“Just because a guy’s got a lot of dough, he thinks he can get away with murder!”
Alex Stream (Warren William) is the very wealthy, very busy boss of a railroad company. He has a happy family, but his wife Hettie (Mary Astor) spends more time with her high-society friends than she spends with him.
When showgirl Lilly Linder (Ginger Rogers) is saved from drowning by Alex, her charming and cheerful demeanor immediately endears her to him. They spend and afternoon together, sharing a meal at Lilly’s apartment.
It isn’t an affair, just a friendship. Hettie continues to ignore Alex in favor of her fancy parties, and he gets to spend time in more enjoyable company when he’s not working.
But when Lilly’s boyfriend Lou (J. Carroll Naish) realizes who her new best pal is, he tries to talk her into blackmailing Alex. She refuses, but Lou isn’t so quick to give up on the idea, and plenty of drama ensues.
Upper World was directed by Roy Del Ruth. The screenplay was written by Ben Markson from a story by Ben Hecht.
The film’s opening immediately interested me, emphasizing the fact that the house and family totally revolve around Alex. From cooking to cleaning to playing with a toy train, no one can do anything until he wakes!
As for Alex’s marriage, it’s every bit as formal as his business. He sees little of his wife, and writes letters to her (delivered by a butler) in order to communicate, though they live in the same house.
It’s not too surprising, then, when Alex falls under the charms of the lively Lilly. He has no ill intention with her, and early on they’re just having good-hearted fun… which is tons of fun to watch. Ginger Rogers and Warren William doing that “Big Bad Wolf” number together! Amazing.

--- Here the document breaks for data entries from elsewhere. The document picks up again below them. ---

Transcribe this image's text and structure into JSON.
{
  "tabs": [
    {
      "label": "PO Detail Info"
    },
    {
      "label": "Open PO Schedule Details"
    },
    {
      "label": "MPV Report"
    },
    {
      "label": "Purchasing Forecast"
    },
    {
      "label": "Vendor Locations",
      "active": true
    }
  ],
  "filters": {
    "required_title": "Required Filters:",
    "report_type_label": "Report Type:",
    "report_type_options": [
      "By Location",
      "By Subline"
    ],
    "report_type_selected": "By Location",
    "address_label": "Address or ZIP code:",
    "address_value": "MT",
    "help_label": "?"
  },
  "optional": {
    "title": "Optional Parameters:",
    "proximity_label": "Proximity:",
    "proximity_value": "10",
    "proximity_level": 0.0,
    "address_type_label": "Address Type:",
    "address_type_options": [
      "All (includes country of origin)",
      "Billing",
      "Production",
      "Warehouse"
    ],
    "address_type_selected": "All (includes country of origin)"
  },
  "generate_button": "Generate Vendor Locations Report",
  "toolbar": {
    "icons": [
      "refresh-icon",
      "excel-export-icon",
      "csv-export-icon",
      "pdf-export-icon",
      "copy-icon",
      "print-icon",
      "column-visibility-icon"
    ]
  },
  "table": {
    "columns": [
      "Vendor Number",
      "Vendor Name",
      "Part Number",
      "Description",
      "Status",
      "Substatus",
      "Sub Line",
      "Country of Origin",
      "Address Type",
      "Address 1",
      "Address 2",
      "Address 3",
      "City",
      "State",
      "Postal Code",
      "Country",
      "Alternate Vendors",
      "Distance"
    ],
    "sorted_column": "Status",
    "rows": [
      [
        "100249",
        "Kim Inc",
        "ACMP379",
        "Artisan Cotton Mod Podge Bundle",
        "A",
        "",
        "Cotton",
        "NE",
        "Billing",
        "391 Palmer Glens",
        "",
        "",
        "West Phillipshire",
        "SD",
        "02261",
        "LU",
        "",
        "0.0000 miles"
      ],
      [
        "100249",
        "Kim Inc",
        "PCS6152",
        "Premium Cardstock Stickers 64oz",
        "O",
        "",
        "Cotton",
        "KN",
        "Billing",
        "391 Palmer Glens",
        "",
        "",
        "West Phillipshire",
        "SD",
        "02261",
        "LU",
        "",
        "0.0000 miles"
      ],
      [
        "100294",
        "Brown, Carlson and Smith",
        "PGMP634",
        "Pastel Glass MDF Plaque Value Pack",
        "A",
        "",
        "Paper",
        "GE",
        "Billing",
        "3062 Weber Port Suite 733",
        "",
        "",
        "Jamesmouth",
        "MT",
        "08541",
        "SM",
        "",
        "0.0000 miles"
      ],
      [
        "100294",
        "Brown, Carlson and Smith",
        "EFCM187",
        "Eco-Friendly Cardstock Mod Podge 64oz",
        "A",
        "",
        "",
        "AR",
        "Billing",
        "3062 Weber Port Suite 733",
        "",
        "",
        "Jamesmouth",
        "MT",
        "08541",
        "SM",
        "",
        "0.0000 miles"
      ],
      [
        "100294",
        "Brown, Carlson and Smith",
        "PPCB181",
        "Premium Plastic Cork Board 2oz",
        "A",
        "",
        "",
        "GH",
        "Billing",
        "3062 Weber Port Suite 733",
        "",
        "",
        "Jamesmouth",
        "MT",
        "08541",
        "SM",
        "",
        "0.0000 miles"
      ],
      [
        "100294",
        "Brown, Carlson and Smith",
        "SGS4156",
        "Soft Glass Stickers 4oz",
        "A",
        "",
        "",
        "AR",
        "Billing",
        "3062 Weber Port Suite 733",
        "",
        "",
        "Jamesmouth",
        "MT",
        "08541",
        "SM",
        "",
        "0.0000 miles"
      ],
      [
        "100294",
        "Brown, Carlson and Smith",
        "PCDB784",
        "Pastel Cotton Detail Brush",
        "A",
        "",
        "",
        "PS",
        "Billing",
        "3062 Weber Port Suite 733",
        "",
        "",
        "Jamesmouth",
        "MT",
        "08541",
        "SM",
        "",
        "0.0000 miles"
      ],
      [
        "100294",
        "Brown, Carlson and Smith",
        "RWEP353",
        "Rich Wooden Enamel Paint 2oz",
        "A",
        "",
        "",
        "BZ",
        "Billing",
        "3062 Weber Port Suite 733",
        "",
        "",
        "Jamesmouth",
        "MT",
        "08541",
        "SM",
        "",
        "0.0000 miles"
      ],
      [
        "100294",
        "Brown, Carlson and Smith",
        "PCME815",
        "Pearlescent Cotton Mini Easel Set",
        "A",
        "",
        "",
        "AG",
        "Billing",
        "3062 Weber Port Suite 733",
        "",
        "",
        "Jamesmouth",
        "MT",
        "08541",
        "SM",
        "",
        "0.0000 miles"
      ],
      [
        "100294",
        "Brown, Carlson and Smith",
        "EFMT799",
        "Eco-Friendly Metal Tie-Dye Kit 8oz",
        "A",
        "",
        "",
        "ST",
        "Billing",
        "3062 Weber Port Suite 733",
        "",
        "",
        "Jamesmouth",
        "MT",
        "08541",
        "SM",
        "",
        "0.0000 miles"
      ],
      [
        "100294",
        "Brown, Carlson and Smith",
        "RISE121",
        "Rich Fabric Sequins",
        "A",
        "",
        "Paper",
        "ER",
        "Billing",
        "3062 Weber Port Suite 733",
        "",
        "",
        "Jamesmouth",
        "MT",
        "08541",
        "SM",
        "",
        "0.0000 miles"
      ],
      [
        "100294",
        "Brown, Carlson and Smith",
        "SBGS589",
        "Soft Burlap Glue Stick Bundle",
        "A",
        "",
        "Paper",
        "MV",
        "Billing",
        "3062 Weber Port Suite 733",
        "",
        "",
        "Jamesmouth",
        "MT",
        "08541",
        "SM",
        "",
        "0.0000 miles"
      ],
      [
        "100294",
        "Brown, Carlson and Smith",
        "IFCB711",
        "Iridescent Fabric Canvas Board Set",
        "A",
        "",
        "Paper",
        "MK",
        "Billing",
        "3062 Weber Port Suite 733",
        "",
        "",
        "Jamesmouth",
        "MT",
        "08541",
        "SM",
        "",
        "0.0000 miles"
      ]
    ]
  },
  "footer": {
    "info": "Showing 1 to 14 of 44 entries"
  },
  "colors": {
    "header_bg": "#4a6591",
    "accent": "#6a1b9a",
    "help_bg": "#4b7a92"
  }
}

(As a side note, Ginger sings another funny song here, too: “When you see a lady shake her talcum you might guess, she’s either waiting for her man or she’s been in distress!” The song was later parodied in a Merrie Melodies short.)
Of course, things can’t stay fun for long, with blackmail and murder in the mix. A big plot twist brings a murder investigation, and once that begins, the plot gets a little wild, sometimes becoming quite far-fetched.
Warren William sells it, though. Usually I’ve seen him play characters that are pretty difficult to root for, but the opposite is true here. The character is very sympathetic, and his performance is great, especially in scenes of confrontation.
Upper World is a little bit all over the place, but overall, a decent watch, especially worth the time for Warren William’s performance.